Harmalol

DNA binding and apoptotic induction ability of harmalol in HepG2: Biophysical and biochemical approaches.[Pubmed:27590872]

Chem Biol Interact. 2016 Oct 25;258:142-52.

Harmalol administration caused remarkable reduction in proliferation of HepG2 cells with GI50 of 14.2 muM, without showing much cytotoxicity in embryonic liver cell line, WRL-68. Data from circular dichroism (CD) and differential scanning calorimetric (DSC) analysis of Harmalol-CT DNA complex shows conformational changes with prominent CD perturbation and stabilization of CT DNA by 8 degrees C. Binding constant and stoichiometry was calculated using the above biophysical techniques. The Scatchard plot constructed from CD data showed cooperative binding, from which the cooperative binding affinity (K'omega) of 4.65 +/- 0.7 x 10(5) M(-1), and n value of 4.16 were deduced. The binding parameter obtained from DSC melting data was in good agreement with the above CD data. Furthermore, dose dependent apoptotic induction ability of Harmalol was studied in HepG2 cells using different biochemical assays. Generation of ROS, DNA damage, changes in cellular external and ultramorphology, alteration of membrane, formation of comet tail, decreased mitochondrial membrane potential and a significant increase in Sub Go/G1 population made the cancer cell, HepG2, prone to apoptosis. Up regulation of p53 and caspase 3 further indicated the apoptotic role of Harmalol.

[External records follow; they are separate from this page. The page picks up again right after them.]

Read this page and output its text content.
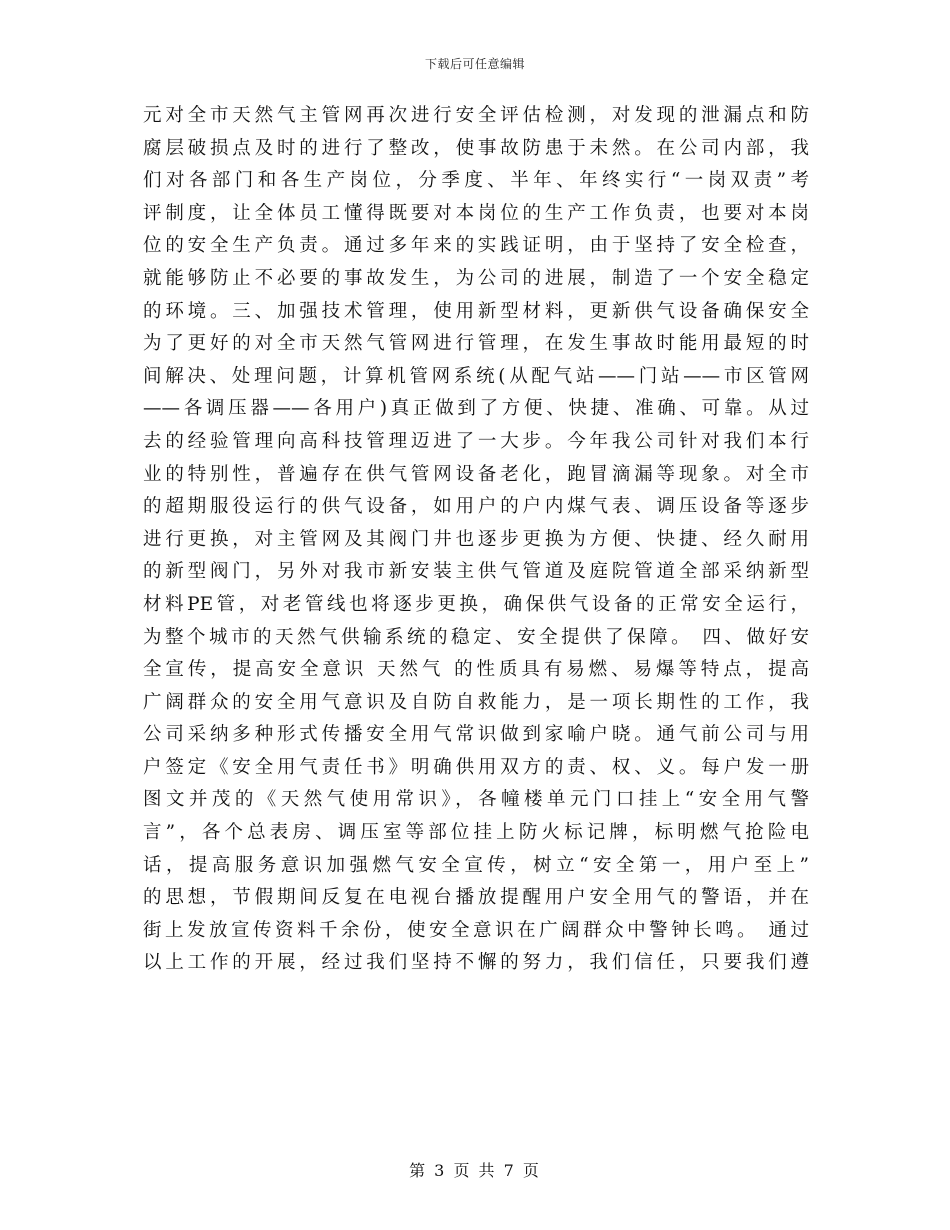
下载后可任意编辑
元对全市天然气主管网再次进行安全评估检测，对发现的泄漏点和防
腐层破损点及时的进行了整改，使事故防患于未然。在公司内部，我
们对各部门和各生产岗位，分季度、半年、年终实行“一岗双责”考
评制度，让全体员工懂得既要对本岗位的生产工作负责，也要对本岗
位的安全生产负责。通过多年来的实践证明，由于坚持了安全检查，
就能够防止不必要的事故发生，为公司的进展，制造了一个安全稳定
的环境。三、加强技术管理，使用新型材料，更新供气设备确保安全
为了更好的对全市天然气管网进行管理，在发生事故时能用最短的时
间解决、处理问题，计算机管网系统(从配气站——门站——市区管网
——各调压器——各用户)真正做到了方便、快捷、准确、可靠。从过
去的经验管理向高科技管理迈进了一大步。今年我公司针对我们本行
业的特别性，普遍存在供气管网设备老化，跑冒滴漏等现象。对全市
的超期服役运行的供气设备，如用户的户内煤气表、调压设备等逐步
进行更换，对主管网及其阀门井也逐步更换为方便、快捷、经久耐用
的新型阀门，另外对我市新安装主供气管道及庭院管道全部采纳新型
材料PE管，对老管线也将逐步更换，确保供气设备的正常安全运行，
为整个城市的天然气供输系统的稳定、安全提供了保障。 四、做好安
全宣传，提高安全意识 天然气 的性质具有易燃、易爆等特点，提高
广阔群众的安全用气意识及自防自救能力，是一项长期性的工作，我
公司采纳多种形式传播安全用气常识做到家喻户晓。通气前公司与用
户签定《安全用气责任书》明确供用双方的责、权、义。每户发一册
图文并茂的《天然气使用常识》，各幢楼单元门口挂上“安全用气警
言”，各个总表房、调压室等部位挂上防火标记牌，标明燃气抢险电
话，提高服务意识加强燃气安全宣传，树立“安全第一，用户至上”
的思想，节假期间反复在电视台播放提醒用户安全用气的警语，并在
街上发放宣传资料千余份，使安全意识在广阔群众中警钟长鸣。 通过
以上工作的开展，经过我们坚持不懈的努力，我们信任，只要我们遵
第 3 页 共 7 页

Therapeutic Role of Harmalol Targeting Nucleic Acids: Biophysical Perspective and in vitro Cytotoxicity.[Pubmed:29231137]

Mini Rev Med Chem. 2018;18(19):1624-1639.

BACKGROUND: Harmalol, a beta carboline alkaloid, shows remarkable importance in the contemporary biomedical research and drug discovery programs. With time, there is emerging interest in search for better anti-cancer drugs of plant origin with high activity and lower toxicity. Most of the chemotherapeutic agents due to their non-specific target and toxicity on active healthy cells, use is often restricted, necessitating search for newer drugs having greater potentiality. OBJECTIVE: The review highlighted the interaction of Harmalol with nucleic acids of different motifs as sole target biomolecules and in vitro cytotoxicity of the alkaloid in human cancer cell lines with special emphasis on its apoptotic induction ability. METHODS: Binding study and in vitro cytotoxicity was performed using several biophysical techniques and biochemical assays, respectively. RESULTS: Data from competition dialysis, UV and fluorescence spectroscopic analysis, circular dichroism, viscometry and isothermal calorimetry shows binding and interaction of Harmalol with several natural and synthetic nucleic acids, both DNA and RNA, of different motifs. Furthermore, apoptotic hallmarks like internucleosomal DNA fragmentation, membrane blebbing, cell shrinkage, chromatin condensation, change of mitochondrial membrane potential, comet tail formation and ROS (reactive oxygen species) dependent cytotoxicity being analyzed in the Harmalol treated cancer cells. CONCLUSION: These results stating the therapeutic role of Harmalol, will lead to the interesting knowledge on the cytotoxicity, mode, mechanism, specificity of binding and correlation between structural aspects and energetics enabling a complete set of guidelines for design of new drugs.